North: Forward cereal crops full of disease in Yorkshire

It is fitting that with the last Crop Watch of 2014 we end the year as we started , crops full of disease and no end in sight for the potential spend! The farming community has sighed a collective gasp at the cost of growing crops last year and vowed to cut costs this year. Unfortunately, at the moment nature is doing its best to whip up another disease maelstrom.

Forward wheat crops are full of mildew, septoria and yellow rust. Many wheat varieties – such as JB Diego – have adult resistance to yellow rust, but are susceptible at the juvenile stage. I will be the first to say that this is an uncomfortable mix, as instinct urges you to spray. However spraying in the autumn has shown very little benefit in past trials and what we really need is a dose of winter, but not the American version!

Aphids can still be found in some crops and if this is the case spraying will still be required. Temperature is not the only trigger for winged aphid migration; day length is also a factor. Therefore, they should now have ceased migration and crops free of aphids will not require another spray. Good crop canopies are laying the foundations stones for high yield potentials and let’s hope 2015 has the remaining ingredients for good yields.

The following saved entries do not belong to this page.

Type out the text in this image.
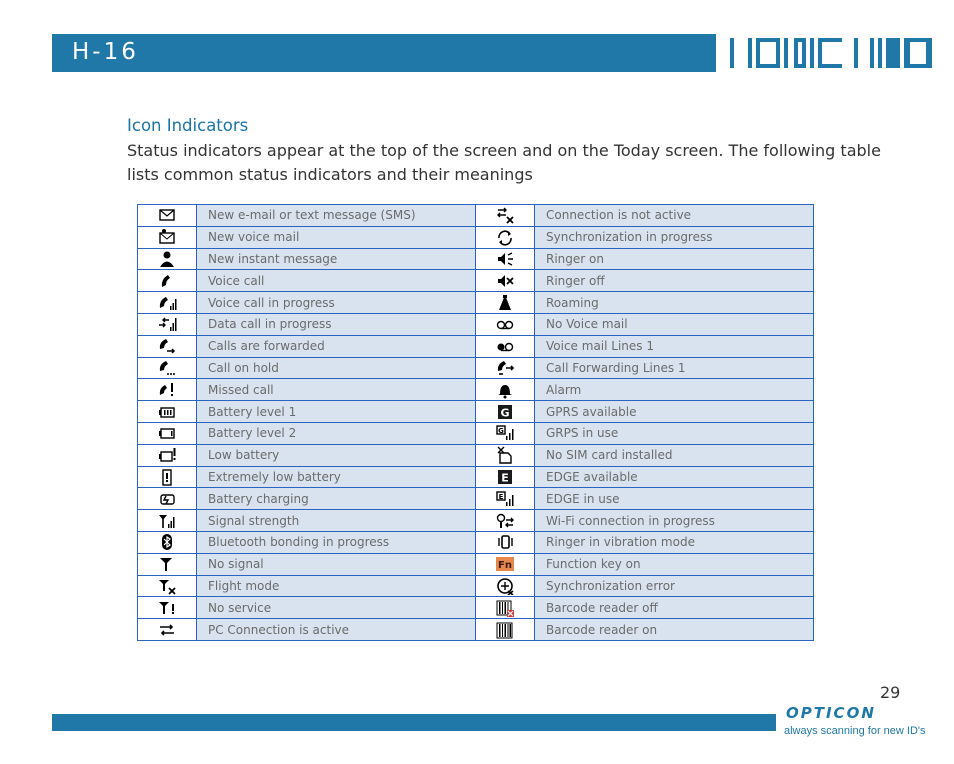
H-16
Icon Indicators
Status indicators appear at the top of the screen and on the Today screen. The following table lists common status indicators and their meanings
	New e-mail or text message (SMS)		Connection is not active
	New voice mail		Synchronization in progress
	New instant message		Ringer on
	Voice call		Ringer off
	Voice call in progress		Roaming
	Data call in progress		No Voice mail
	Calls are forwarded		Voice mail Lines 1
	Call on hold		Call Forwarding Lines 1
	Missed call		Alarm
	Battery level 1	G	GPRS available
	Battery level 2	G	GRPS in use
	Low battery		No SIM card installed
	Extremely low battery	E	EDGE available
	Battery charging	E	EDGE in use
	Signal strength		Wi-Fi connection in progress
	Bluetooth bonding in progress		Ringer in vibration mode
	No signal	Fn	Function key on
	Flight mode		Synchronization error
	No service		Barcode reader off
	PC Connection is active		Barcode reader on
29
OPTICON
always scanning for new ID's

Winter barley crops are also full of mildew and autumn mildewicides may be justified in some crops. The advantages again are not cast in stone, but on light land there is some evidence of a yield advantage. Fortunately, as the years advance my eyes are less observant and I never see these crops! Overall weed control in the cereal crops looks good, but there is still plenty of time yet for problems to be brought to light.

Beans have emerged very rapidly, catching some of my clients off guard with no spray days in November and we are left with the challenge of tackling weeds post-emergence. This is very similar to solving the problem of limitless free energy!

Oilseed rape crops are now applying for the part of ‘the beanstalk’ in the local pantomime, as they continue to reach for the sky. Phoma can now be found relatively easily to the south of the country, and light leaf spot everywhere. I thought after the retirement of Pete Gladders, the story of doom and gloom caused by rampant rape diseases would not be trumpeted. Now I find myself preaching the same grim reapers story.

Given the correct weather, although highly unlikely this is, we could end up spraying rape every three weeks. Once again my slowly deteriorating body prevents me seeing the disease after the middle of November, so any further sprays will be delayed until spring. Grassweed control cannot be assessed yet, as the Kerb (propyzamide) has just been applied and you can’t see the ground for the huge canopy.

As we say goodbye to 2014, we can at least reflect on the fact that we can make fungicides pay under high disease pressure, but I will make a plea to the weather Gods not to test them to the same extreme this year!